Launched in May 2004, Texans Commercial is the same CUSO that funded the sale of ALM First Financial Advisors LLC from its parent, Eastern Corporate Federal Credit Union in 2005. In December 2004, Texans Commercial also funded the acquisition and construction financing for Prism Hotel's purchase of the 280-room Radisson Memphis Hotel in Tennessee. Some of the CUSO's financing deals have ranged between $10 million to $30 million range. (See CU Times, Feb. 2, 2005.)

Davis said one of the main reasons for the credit union's entry into business lending came from its "high-tech, well-educated members." Many worked for companies like Texas Instruments and had become financially successful over the years. However, when some of those high-tech companies started to downsize, members launched their own businesses. Several years ago, Texans had more than 1,000 business accounts that were being managed like retail accounts, Davis said. Requests for loans came in, but at the time, Texans did not have the resources to accommodate members.

"C&D lending was very popular when we started. At the same time, we felt we could generate more margin than what auto paper was doing here in Dallas, where it is so competitive," Davis said.

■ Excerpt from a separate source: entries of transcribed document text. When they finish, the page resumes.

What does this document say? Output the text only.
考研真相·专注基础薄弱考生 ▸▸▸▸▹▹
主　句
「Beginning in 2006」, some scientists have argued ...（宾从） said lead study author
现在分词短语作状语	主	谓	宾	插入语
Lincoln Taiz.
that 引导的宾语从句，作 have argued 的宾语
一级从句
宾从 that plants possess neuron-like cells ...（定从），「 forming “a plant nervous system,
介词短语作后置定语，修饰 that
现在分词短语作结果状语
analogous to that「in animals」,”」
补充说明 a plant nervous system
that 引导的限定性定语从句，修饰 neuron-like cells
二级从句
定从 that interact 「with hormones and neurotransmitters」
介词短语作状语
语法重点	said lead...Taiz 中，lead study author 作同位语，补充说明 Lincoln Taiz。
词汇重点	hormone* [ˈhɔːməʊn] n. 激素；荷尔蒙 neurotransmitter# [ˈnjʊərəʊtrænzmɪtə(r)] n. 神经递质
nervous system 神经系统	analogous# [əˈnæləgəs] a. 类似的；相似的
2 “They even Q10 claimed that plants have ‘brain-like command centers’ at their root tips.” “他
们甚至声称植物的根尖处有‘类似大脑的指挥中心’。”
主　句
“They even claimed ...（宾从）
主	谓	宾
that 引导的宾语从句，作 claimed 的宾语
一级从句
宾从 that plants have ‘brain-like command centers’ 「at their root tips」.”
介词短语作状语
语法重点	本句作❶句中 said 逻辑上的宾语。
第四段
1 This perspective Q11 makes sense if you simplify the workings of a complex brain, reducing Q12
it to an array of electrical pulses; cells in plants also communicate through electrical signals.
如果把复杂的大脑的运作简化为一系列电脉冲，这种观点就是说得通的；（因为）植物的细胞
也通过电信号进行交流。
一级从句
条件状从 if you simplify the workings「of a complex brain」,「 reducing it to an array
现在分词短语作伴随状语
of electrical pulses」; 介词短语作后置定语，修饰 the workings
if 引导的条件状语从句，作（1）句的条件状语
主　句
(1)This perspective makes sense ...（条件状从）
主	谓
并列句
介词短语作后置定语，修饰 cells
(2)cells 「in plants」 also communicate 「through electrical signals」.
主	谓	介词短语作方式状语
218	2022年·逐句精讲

The CUSO grew over time, employing more than 60 employees and bringing in fee and spread income for the organization and to meet members' financial needs. Texans described itself as a niche C&D lender, Davis said. While it wanted to concentrate its lending in North Texas, it turned to a history lesson in its decision to diversify to states like Oklahoma and North Dakota among others.

"Bankers learned a lesson back in the 1980s that to concentrate in one area, you could lose your business," Davis said. "If we would have stayed in our market, maybe it would have been a different scenario."

Texans continues to reassure its members that the financial institution is safe and sound. Business lending is still a part of its product roundup but on a smaller scale for now.

David Addison, Texans president/CEO, told members in an online letter, "While we continue to make consumer and business loans, Texans is being very prudent in doing so."